Technisches Produktangebot reicht nicht aus

18.03.1988

Viele Unternehmen der investitionsgüterproduzierenden Industrie haben die Veränderung der Wertschöpfung hin zur Software nicht frühzeitig genug erkannt. Durch ihr defensives Verhalten befinden sie sich nunmehr in einer Situation, die schnelles Handeln erfordert. Werner Knetsch* erörtert die Probleme und Konsequenzen.

Das Beispiel eines Herstellers von Industrieöfen und Wärmeanlagen verdeutlicht die Problemsituation: Das Management gesteht ein, daß es die Bedeutung von speicherpro-grammierbaren Steuerungen nicht rechtzeitig erkannt hat und daher dem elektrotechnischen Konstruktionsbereich (ETB) zuwenig Aufmerksamkeit geschenkt hat. So ist der ETB zum neuralgischen Kapazitätsengpaß in der Auftragsabwicklung geworden, weil einerseits große Probleme bestehen, genug Softwarepersonal zu finden, andererseits wegen der erforderlichen Kundenspezifizierung jeder Auftrag durch die Softwareabteilung bearbeitet werden muß. Die Folge dieser Engpaßsituation sind Lieferterminüberschreitungen, verbunden mit Konventionalstrafen, schlechter Dokumentation der Software und Qualitäts-problemen, die einen hohen Service- und Wartungsaufwand zur Folge haben.

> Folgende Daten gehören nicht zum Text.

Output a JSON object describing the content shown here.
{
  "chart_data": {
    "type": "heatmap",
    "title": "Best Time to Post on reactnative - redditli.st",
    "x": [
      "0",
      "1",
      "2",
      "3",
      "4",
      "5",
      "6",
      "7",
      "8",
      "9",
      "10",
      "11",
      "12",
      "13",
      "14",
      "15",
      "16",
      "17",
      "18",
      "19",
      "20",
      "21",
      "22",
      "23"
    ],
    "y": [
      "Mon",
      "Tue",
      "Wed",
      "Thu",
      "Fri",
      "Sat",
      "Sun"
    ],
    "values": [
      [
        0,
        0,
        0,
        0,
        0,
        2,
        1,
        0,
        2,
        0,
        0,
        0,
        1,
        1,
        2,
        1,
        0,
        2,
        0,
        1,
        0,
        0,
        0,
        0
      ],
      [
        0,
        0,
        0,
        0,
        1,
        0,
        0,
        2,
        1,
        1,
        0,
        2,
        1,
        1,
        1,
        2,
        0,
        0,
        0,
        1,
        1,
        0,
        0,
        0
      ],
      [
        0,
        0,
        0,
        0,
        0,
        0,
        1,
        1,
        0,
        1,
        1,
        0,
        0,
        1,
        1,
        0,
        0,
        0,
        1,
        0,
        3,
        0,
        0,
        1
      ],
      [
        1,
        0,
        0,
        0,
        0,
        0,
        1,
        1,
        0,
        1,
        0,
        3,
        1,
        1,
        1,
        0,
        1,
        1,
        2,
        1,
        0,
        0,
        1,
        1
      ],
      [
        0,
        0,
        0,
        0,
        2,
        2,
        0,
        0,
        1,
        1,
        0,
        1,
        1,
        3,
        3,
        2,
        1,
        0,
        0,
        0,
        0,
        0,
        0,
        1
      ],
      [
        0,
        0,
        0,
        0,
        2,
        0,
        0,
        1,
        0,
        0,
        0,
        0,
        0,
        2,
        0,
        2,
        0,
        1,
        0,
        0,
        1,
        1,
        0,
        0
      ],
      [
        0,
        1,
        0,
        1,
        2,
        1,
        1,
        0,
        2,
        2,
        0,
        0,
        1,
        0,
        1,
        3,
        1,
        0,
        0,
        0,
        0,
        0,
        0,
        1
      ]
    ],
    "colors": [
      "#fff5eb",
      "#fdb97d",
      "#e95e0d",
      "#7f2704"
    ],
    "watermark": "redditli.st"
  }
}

Die beschriebene Problemsituation stellt eine nachhaltige Gefährdung der Kosten- und Wettbewerbsposition des Unternehmens dar. Was hier durch das Management eines Unternehmens des Industrieofenbaus drastisch zum Ausdruck gebracht wird, gilt in ähnlicher Weise für weite Bereiche des investitionsgüterproduzierenden Gewerbes: Die Kostenstrukturen, die Wettbewerbsdifferenzierung und die Erschließung von Wachstums-potentialen im Investitionsgütermarkt hängen weitgehend von der Wirtschaftlichkeit und der Leistungsfähigkeit in der Softwareerstellung ab.

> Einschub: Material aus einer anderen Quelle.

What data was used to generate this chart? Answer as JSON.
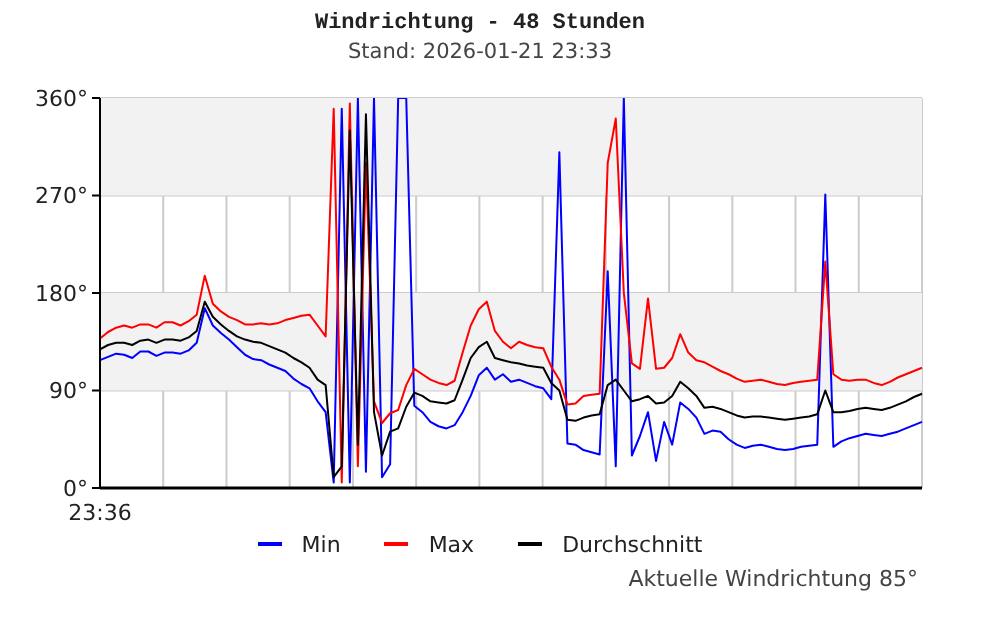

Der Bedarf des Endanwenders von technologieintensiven Investitionsgütern nach konkreten Anwendungslösungen, umfassender Unterstützung zur Systemintegration und schneller Erlernbarkeit der Systeme führt dazu, daß auf der Seite des Investitions-güterherstellers eher die fachliche Lösungskompetenz als eine technische Leistungs-darstellung verlangt wird. Gefragt ist nicht das ideale Produkt, sondern ein Anbieter ganzer Anwendungssysteme die einer Gesamtbetrachtung von Kosten und Nutzen standhalten.

Größere Industrieunternehmen haben auf diese Herausforderung durch den Einkauf von Software- und Systemhäusern reagiert. Mit diesen Firmenkäufen werden vorrangig zwei strategische Ziele verfolgt, nämlich eine Deckung des Know-how-Bedarfs im Softwarebereich, und Investition in einem Geschäftsbereich mit überproportionalen Wachstumsperspektiven.

Kleine und mittelständische Unternehmen besitzen häufig jedoch nicht die Liquidität für Firmenakquisitionen. Ihnen bleibt der Weg, über strategische Partnerschaften mit Software- und Systemhäusern den Softwareeinflüssen auf ihr Geschäft zu begegnen und eigene Defizite auszugleichen.

Hinzu kommt, daß das Zusammenwachsen von Informations- und Kommunikations-technik umfassende Integrationskonzepte erfordert, um unterschiedliche Rechner, Softwaresysteme und Datenbestände miteinander zu verbinden. Für viele Anwenderunter-nehmen ist die Verbindung von Beratungs-, Software- und Integrationsleistung sehr wichtig, da sie eine Betreuung aus einer Hand suchen.

Das Softwarehaus wird durch diese Dienstleistung zum Systemintegrator, der zwischen Systemhersteller und Anwender tritt. Der Systemintegrator als neuer Typus von Dienstleister in der Softwareindustrie wird in naher Zukunft, sowohl auf Kosten klassischer Softwarehäuser als auch auf Kosten der Hardwarehersteller, deutliche Marktanteilsgewinne verzeichnen. Dem Hersteller von technologie-intensiven Investitionsgütern bleibt keine Wahl: An die Stelle von technischen Produktkonzepten sind anwendungsbezogene System-konzepte getreten, bei denen die Hardware einen immer kleineren Anteil darstellt. Erst die Software und Integrationsleistung beim Anwender machen aus dem Produkt ein System, das dem Anwender den erwarteten Gesamtnutzen bringt.

Den Hersteller komplexer Investitionsgüter, der heute nicht in der Lage ist, sein technisches Produktangebot mit der erforderlichen Software und Dienstleistung auszustatten, wird es aller Wahrscheinlichkeit nach im Jahr 2000 nicht mehr geben.